GROMACS—one of the most widely used HPC applications— has received a major upgrade with the release of GROMACS 2020. The new version includes exciting new performance improvements resulting from a long-term collaboration between NVIDIA and the core GROMACS developers.
As a simulation package for biomolecular systems, GROMACS evolves particles using the Newtonian equations of motion. Forces dictate movement: for example, two positively charged ions repel each other. Calculating forces is the most expensive part of the simulation because all pairs of particles can potentially interact, and simulations involve many particles.
GROMACS provides functionality to account for a wide range of different types of force calculations. For most simulations, the three most important classes (in terms of computational expense) are:
- Non-bonded short-range forces: Particles within a certain cutoff range are considered to interact directly.
- Particle Mesh Ewald (PME) long-range forces: For larger distances, the forces are modeled through a scheme where Fourier transforms are used to perform calculations in Fourier space. This is much cheaper than calculating all interactions directly in real space.
- Bonded short-range forces: Also required due to specific behavior of bonds between particles, for example, the harmonic potential when two covalently bonded atoms are stretched.
In previous GROMACS releases, GPU acceleration was already supported for these force classes (the CUDA Fast Fourier Transform library is used within the PME force calculation). The most recent addition was GPU bonded forces in the 2019 series, developed through a previous collaboration between NVIDIA and the core GROMACS developers.
However, there was still a problem. The force calculations have become so fast on modern GPUs that other parts of the simulation have become very significant in term of computational expense, especially when you want to use multiple GPUs for a single simulation.
This post describes the new performance features available in the 2020 version that address this issue. For many typical simulations, the whole timestep can now run on the GPU, avoiding CPU and PCIe bottlenecks. Inter-GPU communication operations can now operate directly between GPU memory spaces. The results from this work demonstrate large performance improvements.
Single-GPU Porting and Optimization
The following diagram (Figure 1) depicts the key parts of a single timestep in a typical GROMACS simulation, when run on a single GPU and the previous 2019 version (timestep time running left to right):
The different box styles indicate the hardware assignment of each part:
- Execution on the GPU (green box with solid border): The three types of force calculation are shown, which can overlap with one another.
- Execution on the CPU (blue box with dashed border): Buffer operations (BO) are internal data layout transformations and force reduction operations. Update & constraints is the final part of the timestep, where atom coordinates are updated and constrained using the previously calculated forces.
- Data transfers (red box with no border): The required PCIe host to device (H2D) and device to host (D2H) data transfers.

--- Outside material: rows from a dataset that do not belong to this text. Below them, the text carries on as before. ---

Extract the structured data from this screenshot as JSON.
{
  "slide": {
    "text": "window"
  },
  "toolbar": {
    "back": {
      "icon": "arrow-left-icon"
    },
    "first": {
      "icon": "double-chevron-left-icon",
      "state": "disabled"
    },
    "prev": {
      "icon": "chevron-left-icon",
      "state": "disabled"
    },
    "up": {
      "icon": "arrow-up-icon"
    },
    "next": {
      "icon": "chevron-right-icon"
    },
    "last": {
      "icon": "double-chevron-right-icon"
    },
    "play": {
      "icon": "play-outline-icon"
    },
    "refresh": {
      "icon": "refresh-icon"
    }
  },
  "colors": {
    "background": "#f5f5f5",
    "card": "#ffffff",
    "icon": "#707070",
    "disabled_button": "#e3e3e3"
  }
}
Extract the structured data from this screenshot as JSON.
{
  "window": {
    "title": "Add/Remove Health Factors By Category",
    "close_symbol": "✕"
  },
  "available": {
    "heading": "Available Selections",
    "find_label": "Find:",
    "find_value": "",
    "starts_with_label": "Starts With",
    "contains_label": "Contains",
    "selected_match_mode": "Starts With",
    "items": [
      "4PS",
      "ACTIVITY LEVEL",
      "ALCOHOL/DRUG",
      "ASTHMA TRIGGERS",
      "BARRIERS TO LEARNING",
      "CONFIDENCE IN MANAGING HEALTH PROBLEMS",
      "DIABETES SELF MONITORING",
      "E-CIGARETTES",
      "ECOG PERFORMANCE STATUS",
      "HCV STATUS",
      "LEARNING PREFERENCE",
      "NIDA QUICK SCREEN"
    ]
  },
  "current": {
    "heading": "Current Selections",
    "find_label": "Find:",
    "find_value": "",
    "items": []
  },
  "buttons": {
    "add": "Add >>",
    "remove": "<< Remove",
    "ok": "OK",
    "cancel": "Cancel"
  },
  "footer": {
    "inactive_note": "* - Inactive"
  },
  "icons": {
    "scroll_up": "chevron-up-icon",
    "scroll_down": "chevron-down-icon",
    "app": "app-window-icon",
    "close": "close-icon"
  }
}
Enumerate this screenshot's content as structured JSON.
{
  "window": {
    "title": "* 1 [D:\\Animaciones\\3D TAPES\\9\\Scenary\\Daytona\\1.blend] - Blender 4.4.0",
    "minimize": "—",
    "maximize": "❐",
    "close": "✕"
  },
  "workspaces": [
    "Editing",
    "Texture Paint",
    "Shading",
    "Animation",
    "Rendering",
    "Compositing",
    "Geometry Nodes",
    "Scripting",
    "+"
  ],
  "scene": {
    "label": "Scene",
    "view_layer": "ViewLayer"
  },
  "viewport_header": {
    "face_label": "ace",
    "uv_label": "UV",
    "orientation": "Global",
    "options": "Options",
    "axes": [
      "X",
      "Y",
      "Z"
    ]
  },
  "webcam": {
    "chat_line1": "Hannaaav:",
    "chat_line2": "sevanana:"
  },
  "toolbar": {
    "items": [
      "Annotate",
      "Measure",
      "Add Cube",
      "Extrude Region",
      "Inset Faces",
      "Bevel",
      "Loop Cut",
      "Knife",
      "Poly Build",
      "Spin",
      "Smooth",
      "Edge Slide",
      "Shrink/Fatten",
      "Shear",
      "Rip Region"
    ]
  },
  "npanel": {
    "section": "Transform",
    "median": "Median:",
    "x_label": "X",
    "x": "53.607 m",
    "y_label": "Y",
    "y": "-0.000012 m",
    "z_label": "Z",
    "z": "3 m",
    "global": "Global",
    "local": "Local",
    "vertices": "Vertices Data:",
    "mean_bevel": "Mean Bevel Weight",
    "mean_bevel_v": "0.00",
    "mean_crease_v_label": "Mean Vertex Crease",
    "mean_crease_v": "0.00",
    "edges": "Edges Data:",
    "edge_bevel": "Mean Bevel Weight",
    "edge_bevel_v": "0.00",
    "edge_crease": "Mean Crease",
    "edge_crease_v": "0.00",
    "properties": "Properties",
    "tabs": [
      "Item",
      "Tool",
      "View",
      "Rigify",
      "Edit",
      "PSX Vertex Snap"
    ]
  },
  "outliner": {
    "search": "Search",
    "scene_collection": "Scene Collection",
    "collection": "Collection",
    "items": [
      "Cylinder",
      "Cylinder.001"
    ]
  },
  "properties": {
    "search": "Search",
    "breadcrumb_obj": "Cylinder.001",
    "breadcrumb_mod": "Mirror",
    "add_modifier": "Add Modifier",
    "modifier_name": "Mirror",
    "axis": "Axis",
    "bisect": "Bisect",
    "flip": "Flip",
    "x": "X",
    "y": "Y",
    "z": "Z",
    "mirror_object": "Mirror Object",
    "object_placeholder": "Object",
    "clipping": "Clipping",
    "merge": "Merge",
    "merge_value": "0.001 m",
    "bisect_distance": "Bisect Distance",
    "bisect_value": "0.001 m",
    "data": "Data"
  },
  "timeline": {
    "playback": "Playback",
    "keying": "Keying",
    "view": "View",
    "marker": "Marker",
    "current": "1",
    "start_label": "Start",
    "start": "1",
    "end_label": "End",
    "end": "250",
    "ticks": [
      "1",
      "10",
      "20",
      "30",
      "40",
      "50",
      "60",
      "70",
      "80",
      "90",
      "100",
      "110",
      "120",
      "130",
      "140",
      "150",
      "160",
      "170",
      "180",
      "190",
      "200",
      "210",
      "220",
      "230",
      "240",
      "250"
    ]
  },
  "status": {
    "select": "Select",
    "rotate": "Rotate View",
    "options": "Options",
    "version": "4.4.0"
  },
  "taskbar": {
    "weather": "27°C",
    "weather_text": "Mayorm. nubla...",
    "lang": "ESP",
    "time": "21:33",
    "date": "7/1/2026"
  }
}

GPU acceleration of only the force calculations was an effective strategy on old architectures. Even with acceleration, they were still dominant, such that the other parts of the timestep were not critical in terms of performance. However, on modern architectures (such as Volta), force kernels are now so fast that other overheads have become significant.
The solution in the GROMACS 2020 version is full GPU enablement of all key computational sections. The GPU is used throughout the timestep and repeated PCIe transfers are eliminated, as shown in Figure 2.
The PME force kernels have also been optimized to allow more efficient assignment of work to CUDA threads and better memory access patterns.
Multi-GPU Optimization
To use multiple GPUs for a single simulation, GROMACS assigns the PME force calculation to a single dedicated GPU. It decomposes the non-bonded and bonded force calculations across the remaining GPUs. A single MPI task will control each GPU: these are called PME tasks and Particle-Particle (PP) tasks, respectively. The following diagram (Figure 3) depicts this for a 4-GPU simulation running the 2019 version:
As for the single GPU case, only the force calculations (in green with solid border) are offloaded to the GPU, with CPU (blue with dashed border) and PCIe (red with no border) components limiting the performance.
There are now two types of required communications: those between PP tasks that are of a “halo exchange” nature (where particles at the edge of each domain are transferred to the neighboring domain), and those between PME and PP tasks. Each of these are performed for both coordinate data (near the start of each timestep) and force data (near the end of each timestep).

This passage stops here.